Food and drinkDessert

Blue cheese. Name and taste characteristics

What is a cheese with mold? The name of this type of product speaks for itself. This is a special kind of cheese, into which bacteria that are safe for the human body are added. From them also there is a mold. Basically it is bacteria of the form Penicillium. They have a characteristic specific taste and smell. Basically, French cheeses are made with the use of this bacterium. For example, camembert or brie. The color of mold can be white, blue, blue, green and so on. It may lightly cover the top of the cheese head slightly or be inside in the form of peculiar veins. Soft cheese with mold is made from cow's milk. Depending on the region and pasture depends the taste of milk and, consequently, the finished product. The exception is the cheese with mold, whose name is Roquefort. Sheep milk is used for its production .
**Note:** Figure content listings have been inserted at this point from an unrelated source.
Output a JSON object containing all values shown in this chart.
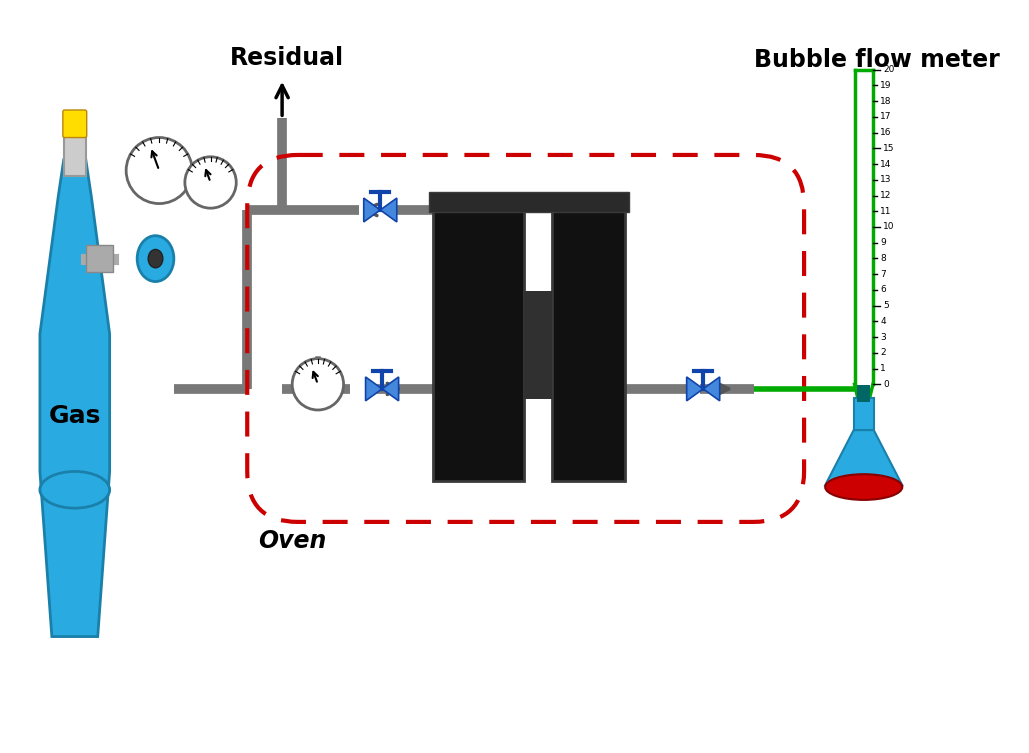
{
  "bg_color": "#ffffff",
  "gas_label": "Gas",
  "residual_label": "Residual",
  "oven_label": "Oven",
  "bubble_flow_meter_label": "Bubble flow meter",
  "pipe_color": "#787878",
  "green_color": "#00aa00",
  "pipe_lw": 7,
  "valve_color": "#4488dd",
  "valve_dark": "#1144aa",
  "cylinder_color": "#29abe2",
  "cylinder_edge": "#1a80aa",
  "gauge_edge": "#666666",
  "module_color": "#111111",
  "flask_color": "#29abe2",
  "flask_red": "#cc0000",
  "red_border": "#cc0000",
  "figw": 10.29,
  "figh": 7.53
}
Conditionally, you can divide the cheese into soft and blue. In most of them are elite varieties. On average, the maturation period is from two to six weeks. Flavor tints and aroma can be very diverse. It all depends on the method of preparation. From the point of view of production technology, soft cheeses are divided into several types. Some are ready for use immediately after production is completed, and others require a short exposure. Therefore, cheese with mold, whose subgroup name corresponds to the description of appearance, can be divided into:

1. White cheeses. On their surface a thin white crust with a slight mold coating is formed. Its cultivation is carried out by spraying penicillin bacteria. As a result, the cheese is obtained with a peculiar piquant taste and smell: a little ammonia, acutely peppery or mushroom. The most popular cheese with mold, whose name is Camembert, has a characteristic smell of raw soil, mushrooms and moss.

2. Blue cheeses. Maturation occurs from the inside. Therefore, on the surface of the cheese ball , a deposit of blue mold is formed. Cheese with mold (the name of the most common species - Roquefort) is kept in a deep cellar. Satiety of taste depends on the maturity period. White or pale yellow mass, permeated with veins of green-blue mold, reminiscent of marble, has a sharp spicy taste and mushroom flavor. Manufacturing technology is quite simple, but very laborious. Folding the milk occurs at a temperature of 30 degrees, the cheese mass is suspended in a gauze pouch so that the whey drains naturally. After two weeks, the cheese is pierced with needles with mold fungi and salt. It turns out that veins are distributed evenly throughout the mass.

In addition, the cheeses are divided into two subgroups: with natural and washed edges. In the latter the mold goes along the edge and it develops from red bacteria. The crust of the cheeses of this species has a brownish or light orange color. Most of these cheeses are produced in Burgundy. The raw material for varieties with natural edges is goat or sheep's milk. This is a very high-calorie cheeses, so use in your diet should be limited to 50 grams per day.